Saturday, April 23, 2011

Adventures in Landscaping

After losing a tree to wind and rain this fall, our yard is more bare than when we bought our house a year ago.  Since plants take a long time to grow, I decided that we must get our landscaping started this year.  So, in my normal neurotic fashion, I assembled a giant pile of books and combed the internet obsessively for the last few months.  I even attended a great event put on by the Master Gardeners of Delaware County.  It was a great series of lectures which included a wonderful talk about the "bone structure" of your landscape. After cobbling together a plan, we finally took the plunge this week and began our new adventure into landscaping.

Since I always try to keep mother nature in mind, I found myself most influenced by sustainable gardening and edible gardening.  My plan is to create a landscape that will thrive on what nature provides and will be as self-sufficient as possible.  This means that I am looking for native plants or plants that are adapted to our Eastern Pennsylvania climate.  I also really love the idea of growing food, so I am using as many edible plants as possible.  Some other influences are a desire to invite wildlife (birds, butterflies) and a desire to create a magical space for our future children.  Also, in keeping with the enviro-friendly aspect, I did some research into landscaping for energy efficiency.  

So here's the stage one plan (i.e. giving our land some bones):

In the front yard I am taking out our small ornamental allergy factory and putting in an apple tree.

Along the side of our house we are creating a natural fence of berry bushes, as well as adding a cherry tree.  These will help with that energy efficiency issue in that it will give our house some shade and a break from the wind (and boy do we get a lot of wind). We will have a blueberry, 2 raspberries, 2 blackberries, 2 elderberries, a balaton cherry tree, and two nanny berries.

Now, I have never been so proud of a pile of dirt before in my life, but after renting a rototiller, unloading 3,000 pounds of mushroom compost, and distributing 3,000 pounds of mulch, that is the most beautiful pile of dirt I have ever seen!

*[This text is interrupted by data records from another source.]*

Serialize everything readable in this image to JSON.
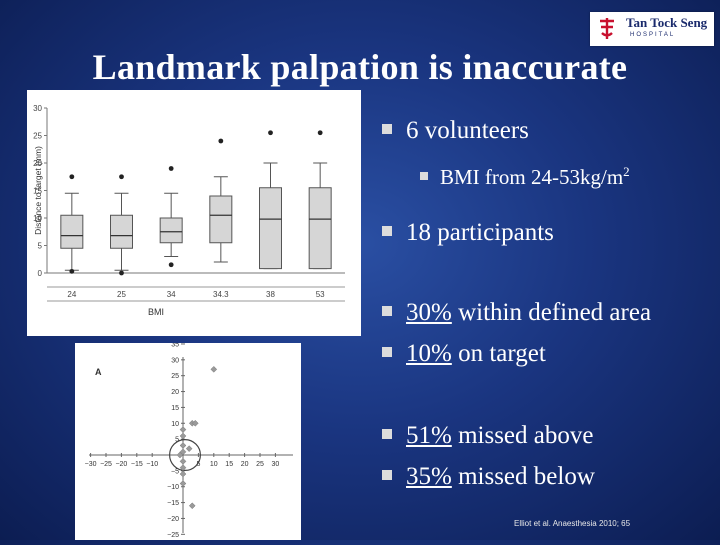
{
  "logo": {
    "name": "Tan Tock Seng",
    "sub": "HOSPITAL"
  },
  "title": "Landmark palpation is inaccurate",
  "bullets": {
    "b1": "6 volunteers",
    "b1_sub": "BMI from 24-53kg/m",
    "b1_sub_sup": "2",
    "b2": "18 participants",
    "b3_pct": "30%",
    "b3_rest": " within defined area",
    "b4_pct": "10%",
    "b4_rest": " on target",
    "b5_pct": "51%",
    "b5_rest": " missed above",
    "b6_pct": "35%",
    "b6_rest": " missed below"
  },
  "citation": "Elliot et al. Anaesthesia 2010; 65",
  "chart_data": [
    {
      "type": "box",
      "ylabel": "Distance to target (mm)",
      "xlabel": "BMI",
      "ylim": [
        0,
        30
      ],
      "yticks": [
        "0",
        "5",
        "10",
        "15",
        "20",
        "25",
        "30"
      ],
      "categories": [
        "24",
        "25",
        "34",
        "34.3",
        "38",
        "53"
      ],
      "boxes": [
        {
          "min": 0.5,
          "q1": 4.5,
          "median": 6.8,
          "q3": 10.5,
          "max": 14.5,
          "outliers": [
            17.5,
            0.3
          ]
        },
        {
          "min": 0.5,
          "q1": 4.5,
          "median": 6.8,
          "q3": 10.5,
          "max": 14.5,
          "outliers": [
            17.5,
            0.0
          ]
        },
        {
          "min": 3.0,
          "q1": 5.5,
          "median": 7.5,
          "q3": 10.0,
          "max": 14.5,
          "outliers": [
            19.0,
            1.5
          ]
        },
        {
          "min": 2.0,
          "q1": 5.5,
          "median": 10.5,
          "q3": 14.0,
          "max": 17.5,
          "outliers": [
            24.0
          ]
        },
        {
          "min": 0.8,
          "q1": 0.8,
          "median": 9.8,
          "q3": 15.5,
          "max": 20.0,
          "outliers": [
            25.5
          ]
        },
        {
          "min": 0.8,
          "q1": 0.8,
          "median": 9.8,
          "q3": 15.5,
          "max": 20.0,
          "outliers": [
            25.5
          ]
        }
      ]
    },
    {
      "type": "scatter",
      "panel_label": "A",
      "xlim": [
        -30,
        30
      ],
      "ylim": [
        -30,
        30
      ],
      "xticks": [
        "−30",
        "−25",
        "−20",
        "−15",
        "−10",
        "5",
        "10",
        "15",
        "20",
        "25",
        "30"
      ],
      "yticks": [
        "35",
        "30",
        "25",
        "20",
        "15",
        "10",
        "5",
        "−5",
        "−10",
        "−15",
        "−20",
        "−25",
        "−30"
      ],
      "points": [
        {
          "x": 10,
          "y": 27
        },
        {
          "x": 3,
          "y": 10
        },
        {
          "x": 4,
          "y": 10
        },
        {
          "x": 0,
          "y": 8
        },
        {
          "x": 0,
          "y": 6
        },
        {
          "x": 0,
          "y": 3
        },
        {
          "x": 0,
          "y": 1
        },
        {
          "x": 2,
          "y": 2
        },
        {
          "x": -1,
          "y": 0
        },
        {
          "x": 0,
          "y": -2
        },
        {
          "x": 0,
          "y": -4
        },
        {
          "x": 0,
          "y": -6
        },
        {
          "x": 0,
          "y": -9
        },
        {
          "x": 3,
          "y": -16
        }
      ],
      "target_circle_radius": 5
    }
  ]
}
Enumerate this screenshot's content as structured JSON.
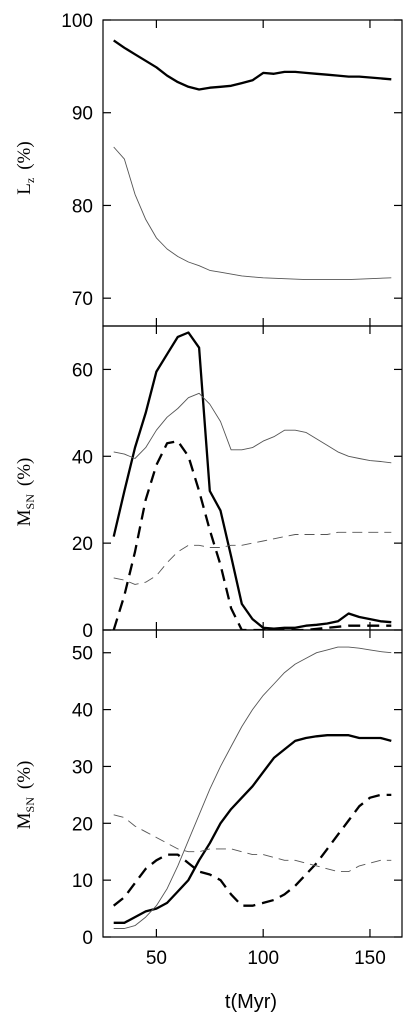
{
  "chart_data": [
    {
      "type": "line",
      "ylabel": "L_z (%)",
      "ylabel_main": "L",
      "ylabel_sub": "z",
      "ylabel_unit": "(%)",
      "xlim": [
        25,
        165
      ],
      "ylim": [
        67,
        100
      ],
      "yticks": [
        70,
        80,
        90,
        100
      ],
      "xticks": [
        50,
        100,
        150
      ],
      "show_xtick_labels": false,
      "series": [
        {
          "style": "thick-solid",
          "x": [
            30,
            35,
            40,
            45,
            50,
            55,
            60,
            65,
            70,
            75,
            80,
            85,
            90,
            95,
            100,
            105,
            110,
            115,
            120,
            125,
            130,
            135,
            140,
            145,
            150,
            155,
            160
          ],
          "y": [
            97.8,
            97.0,
            96.3,
            95.6,
            94.9,
            94.0,
            93.3,
            92.8,
            92.5,
            92.7,
            92.8,
            92.9,
            93.2,
            93.5,
            94.3,
            94.2,
            94.4,
            94.4,
            94.3,
            94.2,
            94.1,
            94.0,
            93.9,
            93.9,
            93.8,
            93.7,
            93.6
          ]
        },
        {
          "style": "thin-solid",
          "x": [
            30,
            35,
            40,
            45,
            50,
            55,
            60,
            65,
            70,
            75,
            80,
            85,
            90,
            95,
            100,
            110,
            120,
            130,
            140,
            150,
            160
          ],
          "y": [
            86.3,
            85.0,
            81.2,
            78.5,
            76.5,
            75.3,
            74.5,
            73.9,
            73.5,
            73.0,
            72.8,
            72.6,
            72.4,
            72.3,
            72.2,
            72.1,
            72.0,
            72.0,
            72.0,
            72.1,
            72.2
          ]
        }
      ]
    },
    {
      "type": "line",
      "ylabel": "M_SN (%)",
      "ylabel_main": "M",
      "ylabel_sub": "SN",
      "ylabel_unit": "(%)",
      "xlim": [
        25,
        165
      ],
      "ylim": [
        0,
        70
      ],
      "yticks": [
        0,
        20,
        40,
        60
      ],
      "xticks": [
        50,
        100,
        150
      ],
      "show_xtick_labels": false,
      "series": [
        {
          "style": "thick-solid",
          "x": [
            30,
            35,
            40,
            45,
            50,
            55,
            60,
            65,
            70,
            75,
            80,
            85,
            90,
            95,
            100,
            105,
            110,
            115,
            120,
            125,
            130,
            135,
            140,
            145,
            150,
            155,
            160
          ],
          "y": [
            21.5,
            32.0,
            42.0,
            50.0,
            59.5,
            63.5,
            67.5,
            68.5,
            65.0,
            32.0,
            27.5,
            17.0,
            6.0,
            2.5,
            0.5,
            0.3,
            0.5,
            0.5,
            1.0,
            1.2,
            1.5,
            2.0,
            3.8,
            3.0,
            2.5,
            2.0,
            1.8
          ]
        },
        {
          "style": "thin-solid",
          "x": [
            30,
            35,
            40,
            45,
            50,
            55,
            60,
            65,
            70,
            75,
            80,
            85,
            90,
            95,
            100,
            105,
            110,
            115,
            120,
            125,
            130,
            135,
            140,
            145,
            150,
            155,
            160
          ],
          "y": [
            41.0,
            40.5,
            39.5,
            42.0,
            46.0,
            49.0,
            51.0,
            53.5,
            54.5,
            52.0,
            48.0,
            41.5,
            41.5,
            42.0,
            43.5,
            44.5,
            46.0,
            46.0,
            45.5,
            44.0,
            42.5,
            41.0,
            40.0,
            39.5,
            39.0,
            38.8,
            38.5
          ]
        },
        {
          "style": "thick-dashed",
          "x": [
            30,
            35,
            40,
            45,
            50,
            55,
            60,
            65,
            70,
            75,
            80,
            85,
            90,
            95,
            100,
            110,
            120,
            130,
            140,
            150,
            160
          ],
          "y": [
            0.0,
            8.0,
            18.0,
            30.0,
            38.0,
            43.0,
            43.5,
            40.0,
            32.0,
            23.0,
            15.0,
            5.0,
            0.0,
            0.0,
            0.0,
            0.0,
            0.0,
            0.5,
            1.0,
            1.0,
            1.0
          ]
        },
        {
          "style": "thin-dashed",
          "x": [
            30,
            35,
            40,
            45,
            50,
            55,
            60,
            65,
            70,
            75,
            80,
            85,
            90,
            95,
            100,
            105,
            110,
            115,
            120,
            125,
            130,
            135,
            140,
            145,
            150,
            155,
            160
          ],
          "y": [
            12.0,
            11.5,
            10.5,
            11.0,
            12.5,
            15.5,
            18.0,
            19.5,
            19.5,
            19.0,
            19.0,
            19.5,
            19.5,
            20.0,
            20.5,
            21.0,
            21.5,
            22.0,
            22.0,
            22.0,
            22.0,
            22.5,
            22.5,
            22.5,
            22.5,
            22.5,
            22.5
          ]
        }
      ]
    },
    {
      "type": "line",
      "ylabel": "M_SN (%)",
      "ylabel_main": "M",
      "ylabel_sub": "SN",
      "ylabel_unit": "(%)",
      "xlabel": "t(Myr)",
      "xlim": [
        25,
        165
      ],
      "ylim": [
        0,
        54
      ],
      "yticks": [
        0,
        10,
        20,
        30,
        40,
        50
      ],
      "xticks": [
        50,
        100,
        150
      ],
      "show_xtick_labels": true,
      "series": [
        {
          "style": "thick-solid",
          "x": [
            30,
            35,
            40,
            45,
            50,
            55,
            60,
            65,
            70,
            75,
            80,
            85,
            90,
            95,
            100,
            105,
            110,
            115,
            120,
            125,
            130,
            135,
            140,
            145,
            150,
            155,
            160
          ],
          "y": [
            2.5,
            2.5,
            3.5,
            4.5,
            5.0,
            6.0,
            8.0,
            10.0,
            13.5,
            16.5,
            20.0,
            22.5,
            24.5,
            26.5,
            29.0,
            31.5,
            33.0,
            34.5,
            35.0,
            35.3,
            35.5,
            35.5,
            35.5,
            35.0,
            35.0,
            35.0,
            34.5
          ]
        },
        {
          "style": "thin-solid",
          "x": [
            30,
            35,
            40,
            45,
            50,
            55,
            60,
            65,
            70,
            75,
            80,
            85,
            90,
            95,
            100,
            105,
            110,
            115,
            120,
            125,
            130,
            135,
            140,
            145,
            150,
            155,
            160
          ],
          "y": [
            1.5,
            1.5,
            2.0,
            3.5,
            5.5,
            8.5,
            12.5,
            17.0,
            21.5,
            26.0,
            30.0,
            33.5,
            37.0,
            40.0,
            42.5,
            44.5,
            46.5,
            48.0,
            49.0,
            50.0,
            50.5,
            51.0,
            51.0,
            50.8,
            50.5,
            50.2,
            50.0
          ]
        },
        {
          "style": "thick-dashed",
          "x": [
            30,
            35,
            40,
            45,
            50,
            55,
            60,
            65,
            70,
            75,
            80,
            85,
            90,
            95,
            100,
            105,
            110,
            115,
            120,
            125,
            130,
            135,
            140,
            145,
            150,
            155,
            160
          ],
          "y": [
            5.5,
            7.0,
            9.5,
            12.0,
            13.5,
            14.5,
            14.5,
            13.0,
            11.5,
            11.0,
            10.0,
            7.5,
            5.5,
            5.5,
            6.0,
            6.5,
            7.5,
            9.0,
            11.0,
            13.0,
            15.5,
            18.0,
            20.5,
            23.0,
            24.5,
            25.0,
            25.0
          ]
        },
        {
          "style": "thin-dashed",
          "x": [
            30,
            35,
            40,
            45,
            50,
            55,
            60,
            65,
            70,
            75,
            80,
            85,
            90,
            95,
            100,
            105,
            110,
            115,
            120,
            125,
            130,
            135,
            140,
            145,
            150,
            155,
            160
          ],
          "y": [
            21.5,
            21.0,
            19.5,
            18.5,
            17.5,
            16.5,
            15.5,
            15.0,
            15.0,
            15.5,
            15.5,
            15.5,
            15.0,
            14.5,
            14.5,
            14.0,
            13.5,
            13.5,
            13.0,
            12.5,
            12.0,
            11.5,
            11.5,
            12.5,
            13.0,
            13.5,
            13.5
          ]
        }
      ]
    }
  ]
}
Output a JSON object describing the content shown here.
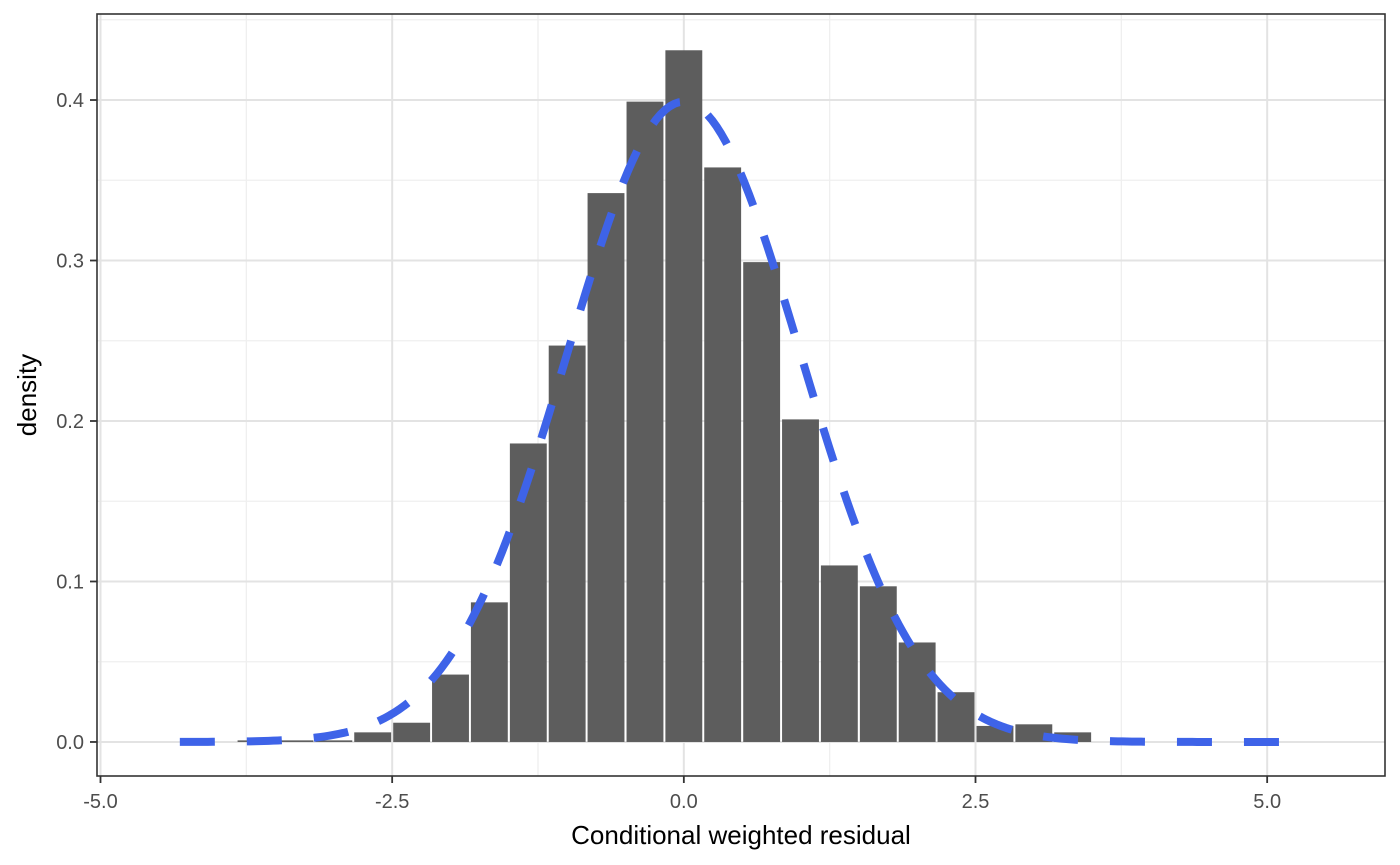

It even forms an exclamation mark! (Although the dot is just the leftover mulch that will be distributed to the trees that are coming, so it won't be so exciting forever.)

We did come up with some ingenious ways to spread the dirt around.  We picked up the compost in a rented truck.  To distribute it, we backed up over the tilled row and scooped out some, then pulled forward five feet and scooped out more and kept doing that until it was all unloaded.  A quick raking to spread it out and it was done.  That saved considerable time and effort.  We were able to pretty much just push it off the back of the truck rather than scoop it all by hand--with shovels of course!  The mulch was delivered and dumped in one pile.  To make spreading it around easier, I grabbed a rubbermaid tote and we scooped the mulch up with the tote and then dumped it in piles along the row, spreading it with a rake as we went.  Who needs a wheelbarrow when you've got a tote?  It was quick and easy.  We also put a layer of weed cloth down over the compost before laying the mulch, so our future weeding duties should be kept to a minimum.

Here is a really poorly done mock-up of our projected front yard:

The back yard is still being debated, but we have purchased a sugar maple for the southwest corner of the house and a river birch for the southern side.  These will arrive Monday afternoon.  We chose the river birch because our land slopes downward and creates some very moist soil on the southern side (hence the fallen tree last fall).  A river birch will soak up the extra water during heavy rains, but will also tolerate the dryness between rains in the summer.  I also chose it because it will provide some shade to the house in the summer, but is not too dense to block the radiant heat of the sun in the winter.  This balance of shade and sun on the southern side was a key factor for energy efficiency.  I read that the loss of the sun's heat in the winter would negate the savings from the shade in the summer, so it is important to choose something that will let a lot of sun through in the winter.  The southwest corner is where you can go for some serious shade tree action.  

The rest of our back yard is a slope down to a weird squarish section of lawn next to our driveway.  I want to eventually terrace the hillside into raised beds/steps and use that area for vegetable gardening.  The squarish area will eventually be a space for future kiddos.  I want to plant a weeping mulberry for a magical, natural playhouse (complete with yummy fruit snacks!) and plant something that will create some narrow shade/privacy screen (not sure what yet).  Eventually I imagine there will be a small play structure and/or sandbox down there.

I am also planting some red osier dogwoods to serve as a natural fence between our townhouse neighbor's yard and ours.

Here is a current picture and a projected mock-up:



(Note: maple, dogwood, and river birch tree pics are from and weeping mulberry is from

Of course, it will take years for the trees to grow to those sizes, but that is the general end result that is in mind.  You also have to imagine that those are terraces and they will be full of veggie plantings.  I can just picture pumpkins and strawberries cascading down the hillside and lots of tomato plants, carrots, radishes, and more!  We're really trying to make the most of the small amount of land that we have.

Well, those are the plans for the bones of our property.  The fill-in will take place over time...the general idea being to grab plants that will work around the bones, be native and/or edibles, etc.